Ein internationales Team von mehr als 200 Astronomen aus 18 Ländern hat nun mithilfe von Daten des europäisches Netzwerks von Radioteleskopen, LOFAR („Low Frequency Array”), eine neue Himmelskarte veröffentlicht. Diese enthüllt Hunderttausende bisher unbekannter Galaxien und wirft ein ganz neues Licht auf Forschungsgebiete wie Schwarze Löcher, interstellare Magnetfelder und Galaxienhaufen. LOFAR gilt als das weltweit führende Teleskop seiner Art und arbeitet in den bisher weitgehend unerforschten Frequenzbereichen zwischen etwa 10 bis 80 MHz und 110 bis 240 MHz.

„Diese Himmelskarte ermöglicht eine unglaubliche Zahl von wissenschaftlichen Entdeckungen von bleibendem Wert. Der hohe Aufwand und die eingegangenen Risiken bei der Entwicklung von LOFAR werden durch diese Ergebnisse reichlich belohnt”, sagt Dr. Carole Jackson, Generaldirektorin von der Forschungseinrichtung ASTRON in den Niederlanden, die LOFAR steuert. In Deutschland befinden sich sechs, von verschiedenen wissenschaftlichen Einrichtungen betriebene, Messstationen. Eine davon liegt südöstlich vom Forschungszentrum Jülich und wird vom Forschungszentrum und der Ruhr-Universität Bochum gemeinsam betreut.

Die neue Himmelskarte

Zahlreiche der auf der neuen Himmelskarte abgebildeten Galaxien waren bisher unbekannt, da sie extrem weit entfernt sind und ihre Radiosignale Milliarden von Lichtjahren zurücklegen müssen, um die Erde zu erreichen. Radiowellen ermöglichen es, kosmische Phänomene zu erforschen, die jenseits des für den Menschen sichtbaren Wellenlängenbereich liegen. Wie groß die Entfernungen tatsächlich sind, kann man aktuell trotzdem noch nicht sagen.
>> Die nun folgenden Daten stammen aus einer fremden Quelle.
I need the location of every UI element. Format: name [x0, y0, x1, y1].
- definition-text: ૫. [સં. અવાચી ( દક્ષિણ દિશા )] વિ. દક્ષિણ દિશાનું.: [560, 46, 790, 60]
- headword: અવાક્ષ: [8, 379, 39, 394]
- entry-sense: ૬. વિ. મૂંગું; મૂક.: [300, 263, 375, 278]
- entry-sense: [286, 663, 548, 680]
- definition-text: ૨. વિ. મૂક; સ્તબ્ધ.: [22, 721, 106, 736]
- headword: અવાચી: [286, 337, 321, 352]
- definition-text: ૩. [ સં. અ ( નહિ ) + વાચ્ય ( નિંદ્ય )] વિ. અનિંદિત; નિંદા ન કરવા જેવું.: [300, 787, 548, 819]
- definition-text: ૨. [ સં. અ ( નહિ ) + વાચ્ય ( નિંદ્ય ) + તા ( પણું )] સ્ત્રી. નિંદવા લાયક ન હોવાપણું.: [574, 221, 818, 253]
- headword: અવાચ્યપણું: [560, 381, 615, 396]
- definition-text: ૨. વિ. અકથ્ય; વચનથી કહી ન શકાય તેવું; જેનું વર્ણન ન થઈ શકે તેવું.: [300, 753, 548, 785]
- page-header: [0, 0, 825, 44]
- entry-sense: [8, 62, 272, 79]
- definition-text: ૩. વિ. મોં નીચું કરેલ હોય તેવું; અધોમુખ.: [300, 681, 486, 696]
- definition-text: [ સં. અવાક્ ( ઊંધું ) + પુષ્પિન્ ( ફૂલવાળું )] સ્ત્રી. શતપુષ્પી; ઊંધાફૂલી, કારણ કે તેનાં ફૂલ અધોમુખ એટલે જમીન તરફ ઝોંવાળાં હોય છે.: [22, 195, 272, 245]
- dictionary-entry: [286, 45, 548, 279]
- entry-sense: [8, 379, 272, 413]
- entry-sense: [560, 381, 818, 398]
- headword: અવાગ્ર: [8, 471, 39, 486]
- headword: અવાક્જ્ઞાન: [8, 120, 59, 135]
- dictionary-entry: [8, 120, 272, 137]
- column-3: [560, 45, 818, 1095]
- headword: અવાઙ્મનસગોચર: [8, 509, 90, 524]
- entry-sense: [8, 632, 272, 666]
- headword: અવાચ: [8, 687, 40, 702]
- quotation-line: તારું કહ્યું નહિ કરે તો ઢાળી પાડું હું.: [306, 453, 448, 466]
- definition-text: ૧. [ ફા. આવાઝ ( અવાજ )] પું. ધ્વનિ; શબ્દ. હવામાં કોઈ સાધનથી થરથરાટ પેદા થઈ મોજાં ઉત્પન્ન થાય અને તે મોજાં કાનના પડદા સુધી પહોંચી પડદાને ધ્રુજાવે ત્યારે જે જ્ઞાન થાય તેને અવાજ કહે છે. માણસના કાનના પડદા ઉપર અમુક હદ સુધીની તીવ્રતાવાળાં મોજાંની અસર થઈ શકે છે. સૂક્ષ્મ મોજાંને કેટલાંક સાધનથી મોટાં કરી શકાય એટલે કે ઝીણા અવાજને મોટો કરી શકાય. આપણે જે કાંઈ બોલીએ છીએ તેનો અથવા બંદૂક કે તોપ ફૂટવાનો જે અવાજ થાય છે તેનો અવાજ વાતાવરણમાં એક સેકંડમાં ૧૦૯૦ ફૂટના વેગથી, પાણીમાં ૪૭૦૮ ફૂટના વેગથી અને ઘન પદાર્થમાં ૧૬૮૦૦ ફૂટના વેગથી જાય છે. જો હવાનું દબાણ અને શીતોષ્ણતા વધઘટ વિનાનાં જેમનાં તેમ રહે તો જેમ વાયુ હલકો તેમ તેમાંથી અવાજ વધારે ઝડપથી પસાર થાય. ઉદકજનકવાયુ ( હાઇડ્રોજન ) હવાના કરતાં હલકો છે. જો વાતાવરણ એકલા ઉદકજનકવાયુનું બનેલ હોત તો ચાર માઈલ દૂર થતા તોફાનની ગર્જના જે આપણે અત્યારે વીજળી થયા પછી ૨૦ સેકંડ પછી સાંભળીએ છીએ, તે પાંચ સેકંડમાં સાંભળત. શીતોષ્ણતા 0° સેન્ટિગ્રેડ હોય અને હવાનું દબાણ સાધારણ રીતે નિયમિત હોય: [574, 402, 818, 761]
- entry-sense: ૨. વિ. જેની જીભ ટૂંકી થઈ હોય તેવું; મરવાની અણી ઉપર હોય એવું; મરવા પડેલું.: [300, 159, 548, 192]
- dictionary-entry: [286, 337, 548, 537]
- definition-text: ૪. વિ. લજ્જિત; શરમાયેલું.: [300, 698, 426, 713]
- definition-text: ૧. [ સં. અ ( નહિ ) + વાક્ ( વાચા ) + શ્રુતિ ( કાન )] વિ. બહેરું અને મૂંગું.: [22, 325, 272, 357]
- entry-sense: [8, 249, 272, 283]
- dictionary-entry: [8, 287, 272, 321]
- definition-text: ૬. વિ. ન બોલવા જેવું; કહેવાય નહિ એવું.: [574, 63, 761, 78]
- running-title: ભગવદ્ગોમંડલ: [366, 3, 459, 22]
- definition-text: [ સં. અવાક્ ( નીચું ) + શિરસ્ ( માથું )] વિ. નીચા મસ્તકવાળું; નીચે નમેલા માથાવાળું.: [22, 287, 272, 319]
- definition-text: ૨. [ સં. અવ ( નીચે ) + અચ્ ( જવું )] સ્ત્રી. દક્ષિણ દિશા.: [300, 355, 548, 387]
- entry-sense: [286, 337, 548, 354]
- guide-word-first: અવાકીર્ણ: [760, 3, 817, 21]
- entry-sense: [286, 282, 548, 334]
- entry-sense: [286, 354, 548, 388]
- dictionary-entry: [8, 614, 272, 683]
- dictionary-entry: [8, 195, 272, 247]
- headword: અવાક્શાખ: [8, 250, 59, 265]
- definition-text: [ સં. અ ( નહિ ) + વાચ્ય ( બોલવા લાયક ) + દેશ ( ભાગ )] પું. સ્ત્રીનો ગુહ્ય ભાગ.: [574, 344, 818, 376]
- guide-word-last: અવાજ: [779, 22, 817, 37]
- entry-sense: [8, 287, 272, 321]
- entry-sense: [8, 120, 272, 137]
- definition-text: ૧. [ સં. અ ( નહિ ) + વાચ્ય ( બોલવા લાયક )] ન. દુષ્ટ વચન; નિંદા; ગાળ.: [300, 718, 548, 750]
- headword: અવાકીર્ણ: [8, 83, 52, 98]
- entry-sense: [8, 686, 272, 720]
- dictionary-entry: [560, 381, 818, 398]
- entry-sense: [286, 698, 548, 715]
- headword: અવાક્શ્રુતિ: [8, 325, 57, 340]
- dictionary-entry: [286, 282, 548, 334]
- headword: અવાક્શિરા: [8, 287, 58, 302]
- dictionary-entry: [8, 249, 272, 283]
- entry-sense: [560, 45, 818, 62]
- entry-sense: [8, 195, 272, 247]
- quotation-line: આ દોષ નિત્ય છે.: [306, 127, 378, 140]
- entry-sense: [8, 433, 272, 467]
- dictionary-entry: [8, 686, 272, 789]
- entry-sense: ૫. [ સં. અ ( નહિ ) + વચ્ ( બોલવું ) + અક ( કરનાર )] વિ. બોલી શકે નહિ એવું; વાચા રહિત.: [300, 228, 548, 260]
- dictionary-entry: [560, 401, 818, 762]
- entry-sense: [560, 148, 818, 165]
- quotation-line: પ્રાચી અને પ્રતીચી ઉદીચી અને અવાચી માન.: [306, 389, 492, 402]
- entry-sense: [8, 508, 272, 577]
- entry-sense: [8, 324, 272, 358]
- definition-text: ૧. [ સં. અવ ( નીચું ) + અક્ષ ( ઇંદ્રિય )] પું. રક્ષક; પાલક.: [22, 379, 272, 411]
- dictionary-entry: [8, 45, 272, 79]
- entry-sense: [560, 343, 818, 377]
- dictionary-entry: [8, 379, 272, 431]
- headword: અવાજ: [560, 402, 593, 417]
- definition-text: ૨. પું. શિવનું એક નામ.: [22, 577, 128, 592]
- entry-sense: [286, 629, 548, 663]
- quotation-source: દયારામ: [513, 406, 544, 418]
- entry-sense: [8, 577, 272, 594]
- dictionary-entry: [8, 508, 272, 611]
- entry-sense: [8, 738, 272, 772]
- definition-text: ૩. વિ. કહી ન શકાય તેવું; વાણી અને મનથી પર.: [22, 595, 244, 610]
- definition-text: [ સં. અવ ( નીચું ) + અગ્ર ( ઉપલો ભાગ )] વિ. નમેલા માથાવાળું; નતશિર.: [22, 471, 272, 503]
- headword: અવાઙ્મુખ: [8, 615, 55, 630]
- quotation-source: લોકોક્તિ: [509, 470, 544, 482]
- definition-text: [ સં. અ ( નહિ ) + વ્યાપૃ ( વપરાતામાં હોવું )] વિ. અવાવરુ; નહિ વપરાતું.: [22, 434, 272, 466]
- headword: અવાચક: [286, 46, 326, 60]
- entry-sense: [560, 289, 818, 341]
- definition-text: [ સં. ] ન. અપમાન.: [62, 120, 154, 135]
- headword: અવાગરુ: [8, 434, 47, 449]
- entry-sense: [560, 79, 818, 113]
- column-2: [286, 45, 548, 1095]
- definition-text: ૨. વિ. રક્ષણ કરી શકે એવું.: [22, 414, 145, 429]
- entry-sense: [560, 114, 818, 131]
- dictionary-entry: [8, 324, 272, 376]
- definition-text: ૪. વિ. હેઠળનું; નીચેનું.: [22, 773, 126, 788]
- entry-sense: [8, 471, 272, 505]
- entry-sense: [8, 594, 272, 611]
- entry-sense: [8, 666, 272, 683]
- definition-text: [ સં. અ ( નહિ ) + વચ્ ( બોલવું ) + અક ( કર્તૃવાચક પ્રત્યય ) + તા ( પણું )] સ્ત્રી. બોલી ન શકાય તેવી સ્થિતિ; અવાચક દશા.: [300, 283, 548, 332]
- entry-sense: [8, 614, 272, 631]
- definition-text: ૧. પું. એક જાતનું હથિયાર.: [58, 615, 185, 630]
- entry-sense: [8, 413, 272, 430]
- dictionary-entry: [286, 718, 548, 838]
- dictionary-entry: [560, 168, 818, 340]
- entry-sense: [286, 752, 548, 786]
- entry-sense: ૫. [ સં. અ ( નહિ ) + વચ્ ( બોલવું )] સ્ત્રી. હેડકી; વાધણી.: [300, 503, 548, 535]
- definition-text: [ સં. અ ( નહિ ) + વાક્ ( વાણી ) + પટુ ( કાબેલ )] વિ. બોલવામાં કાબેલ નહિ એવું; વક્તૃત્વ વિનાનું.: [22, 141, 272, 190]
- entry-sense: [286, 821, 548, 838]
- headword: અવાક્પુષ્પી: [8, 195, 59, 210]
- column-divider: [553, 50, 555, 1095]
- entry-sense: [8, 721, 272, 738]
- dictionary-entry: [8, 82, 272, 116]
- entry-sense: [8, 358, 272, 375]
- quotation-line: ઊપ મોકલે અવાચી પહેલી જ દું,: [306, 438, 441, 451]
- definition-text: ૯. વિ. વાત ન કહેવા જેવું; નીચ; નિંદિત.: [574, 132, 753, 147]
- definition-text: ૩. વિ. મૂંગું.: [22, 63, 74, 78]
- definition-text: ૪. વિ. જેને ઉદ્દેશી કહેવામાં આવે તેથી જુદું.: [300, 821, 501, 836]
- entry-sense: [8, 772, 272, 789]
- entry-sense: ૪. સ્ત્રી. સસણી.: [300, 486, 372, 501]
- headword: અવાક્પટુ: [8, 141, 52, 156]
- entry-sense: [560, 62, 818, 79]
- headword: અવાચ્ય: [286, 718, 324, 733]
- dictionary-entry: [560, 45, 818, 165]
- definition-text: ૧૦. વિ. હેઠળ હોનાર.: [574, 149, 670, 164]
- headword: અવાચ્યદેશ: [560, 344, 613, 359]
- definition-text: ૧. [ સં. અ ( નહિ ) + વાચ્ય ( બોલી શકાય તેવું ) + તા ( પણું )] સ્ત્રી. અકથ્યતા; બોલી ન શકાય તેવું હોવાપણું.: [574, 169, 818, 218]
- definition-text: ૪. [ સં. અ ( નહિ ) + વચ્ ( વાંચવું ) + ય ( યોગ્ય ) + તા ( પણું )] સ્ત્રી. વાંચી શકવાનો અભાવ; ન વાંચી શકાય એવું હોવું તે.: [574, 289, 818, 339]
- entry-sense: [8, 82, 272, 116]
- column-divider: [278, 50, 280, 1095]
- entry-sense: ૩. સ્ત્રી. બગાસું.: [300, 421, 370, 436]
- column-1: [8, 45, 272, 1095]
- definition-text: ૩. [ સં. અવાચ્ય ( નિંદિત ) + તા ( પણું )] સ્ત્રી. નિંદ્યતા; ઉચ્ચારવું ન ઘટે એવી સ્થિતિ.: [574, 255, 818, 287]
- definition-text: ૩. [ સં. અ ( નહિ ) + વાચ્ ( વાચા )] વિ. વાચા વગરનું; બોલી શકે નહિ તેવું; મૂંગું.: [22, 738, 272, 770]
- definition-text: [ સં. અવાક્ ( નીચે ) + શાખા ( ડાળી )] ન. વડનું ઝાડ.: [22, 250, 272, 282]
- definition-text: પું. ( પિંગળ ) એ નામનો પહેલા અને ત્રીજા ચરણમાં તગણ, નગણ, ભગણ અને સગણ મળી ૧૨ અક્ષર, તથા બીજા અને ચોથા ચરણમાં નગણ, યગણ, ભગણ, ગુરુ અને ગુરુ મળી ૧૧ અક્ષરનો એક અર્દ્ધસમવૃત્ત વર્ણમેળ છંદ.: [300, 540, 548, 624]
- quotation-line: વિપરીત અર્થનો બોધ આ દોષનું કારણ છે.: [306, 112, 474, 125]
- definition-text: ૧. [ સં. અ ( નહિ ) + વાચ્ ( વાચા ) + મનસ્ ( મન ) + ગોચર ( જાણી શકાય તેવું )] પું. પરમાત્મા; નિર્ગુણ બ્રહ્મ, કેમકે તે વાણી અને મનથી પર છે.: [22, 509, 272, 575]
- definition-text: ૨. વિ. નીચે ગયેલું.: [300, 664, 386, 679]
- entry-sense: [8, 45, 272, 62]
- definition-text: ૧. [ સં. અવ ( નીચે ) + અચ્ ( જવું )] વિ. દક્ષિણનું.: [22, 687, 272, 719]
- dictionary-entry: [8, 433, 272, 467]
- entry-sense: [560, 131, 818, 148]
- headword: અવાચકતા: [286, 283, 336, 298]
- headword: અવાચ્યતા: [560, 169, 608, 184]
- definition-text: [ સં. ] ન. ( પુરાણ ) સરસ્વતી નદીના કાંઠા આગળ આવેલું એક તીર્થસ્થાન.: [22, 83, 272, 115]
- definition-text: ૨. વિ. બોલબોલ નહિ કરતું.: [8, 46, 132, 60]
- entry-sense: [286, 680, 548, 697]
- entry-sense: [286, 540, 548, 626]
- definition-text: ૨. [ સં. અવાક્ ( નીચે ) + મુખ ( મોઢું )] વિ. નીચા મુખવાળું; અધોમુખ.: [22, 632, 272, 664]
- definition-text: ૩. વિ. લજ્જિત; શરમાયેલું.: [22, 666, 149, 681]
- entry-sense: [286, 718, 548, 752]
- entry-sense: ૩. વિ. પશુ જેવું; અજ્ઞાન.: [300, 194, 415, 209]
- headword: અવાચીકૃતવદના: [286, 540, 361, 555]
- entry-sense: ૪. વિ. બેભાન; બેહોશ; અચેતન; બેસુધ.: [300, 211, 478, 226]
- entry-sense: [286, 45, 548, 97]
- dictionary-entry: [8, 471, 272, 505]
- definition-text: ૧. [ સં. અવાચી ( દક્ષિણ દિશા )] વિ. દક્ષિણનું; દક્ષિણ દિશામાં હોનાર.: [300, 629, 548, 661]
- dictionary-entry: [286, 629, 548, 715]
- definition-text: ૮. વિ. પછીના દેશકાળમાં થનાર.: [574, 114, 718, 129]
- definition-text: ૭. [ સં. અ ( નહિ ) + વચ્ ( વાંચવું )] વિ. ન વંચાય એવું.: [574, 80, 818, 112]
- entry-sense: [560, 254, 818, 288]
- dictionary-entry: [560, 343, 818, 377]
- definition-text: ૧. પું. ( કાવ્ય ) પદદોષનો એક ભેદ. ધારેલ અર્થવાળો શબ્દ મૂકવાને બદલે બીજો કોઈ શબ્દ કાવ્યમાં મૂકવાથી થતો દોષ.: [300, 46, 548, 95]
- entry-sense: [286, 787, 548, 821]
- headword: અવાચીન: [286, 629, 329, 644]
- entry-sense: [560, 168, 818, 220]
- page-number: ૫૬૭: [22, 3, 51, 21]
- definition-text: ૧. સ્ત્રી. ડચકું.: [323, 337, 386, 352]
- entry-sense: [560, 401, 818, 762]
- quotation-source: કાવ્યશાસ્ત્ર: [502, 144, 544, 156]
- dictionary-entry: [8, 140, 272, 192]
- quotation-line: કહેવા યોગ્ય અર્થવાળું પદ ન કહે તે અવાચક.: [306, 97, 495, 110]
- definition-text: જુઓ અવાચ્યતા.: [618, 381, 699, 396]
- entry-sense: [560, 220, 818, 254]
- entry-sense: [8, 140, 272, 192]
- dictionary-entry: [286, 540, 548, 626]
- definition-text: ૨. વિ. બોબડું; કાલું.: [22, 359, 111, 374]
„Die Entfernungen sind noch nicht bestimmt und werden jetzt erst in Folgeprojekten gemessen“, sagt Prof. Dr. Ralf-Juergen Dettmar vom Lehrstuhl für Astronomie an der Ruhr Universität Bochum. „Typisch aber ist, dass die meisten dieser Objekte so weit entfernt sind, dass das Licht 10-11 Milliarden Jahre gebraucht hat, um zu uns zu kommen.“

Eine neue Sicht auf das Universum: Das Bild zeigt das Galaxiencluster Abell 1314. In Grautönen ist ein Stück vom Himmel zu sehen, wie wir ihn im sichtbaren Licht wahrnehmen. Die orangefarbenen Farbtöne zeigen die radioemittierende Strahlung im gleichen Teil des Himmels. Das Radiobild sieht gänzlich verschieden aus und ändert unsere Annahmen darüber, wie Galaxien entstehen und sich entwickeln. Diese Objekte befinden sich in einer Entfernung von etwa 460 Millionen Lichtjahren von der Erde. In der Mitte jeder Galaxie befindet sich ein schwarzes Loch. Fällt Materie in die schwarzen Löcher, wird eine gigantische Menge an Energie freigesetzt und Elektronen werden wie ein Wasserstrahl ausgestoßen. Diese beschleunigten Elektronen erzeugen eine Radioemission, die sich über riesige Entfernungen erstrecken kann und bei optischen Wellenlängen nicht sichtbar ist. ©: Rafaël Mostert/LOFAR Surveys Team/Sloan Digital Sky Survey DR13

Schwarze Löcher

Die neuen Entdeckungen durch LOFAR helfen den Wissenschaftlern auch, einigen Rätseln auf den Grund zu gehen, die es um Schwarze Löcher gibt, die Millionen Mal schwerer sind als die Sonne. „Mit LOFAR wollen wir herausfinden, welchen Einfluss die Schwarzen Löcher auf die Galaxien haben, in denen sie sitzen”, sagt Prof. Dr. Marcus Brüggen, Astrophysiker von der Universität Hamburg. Nicht zuletzt, ist es auch noch immer unklar, woher sie überhaupt kommen.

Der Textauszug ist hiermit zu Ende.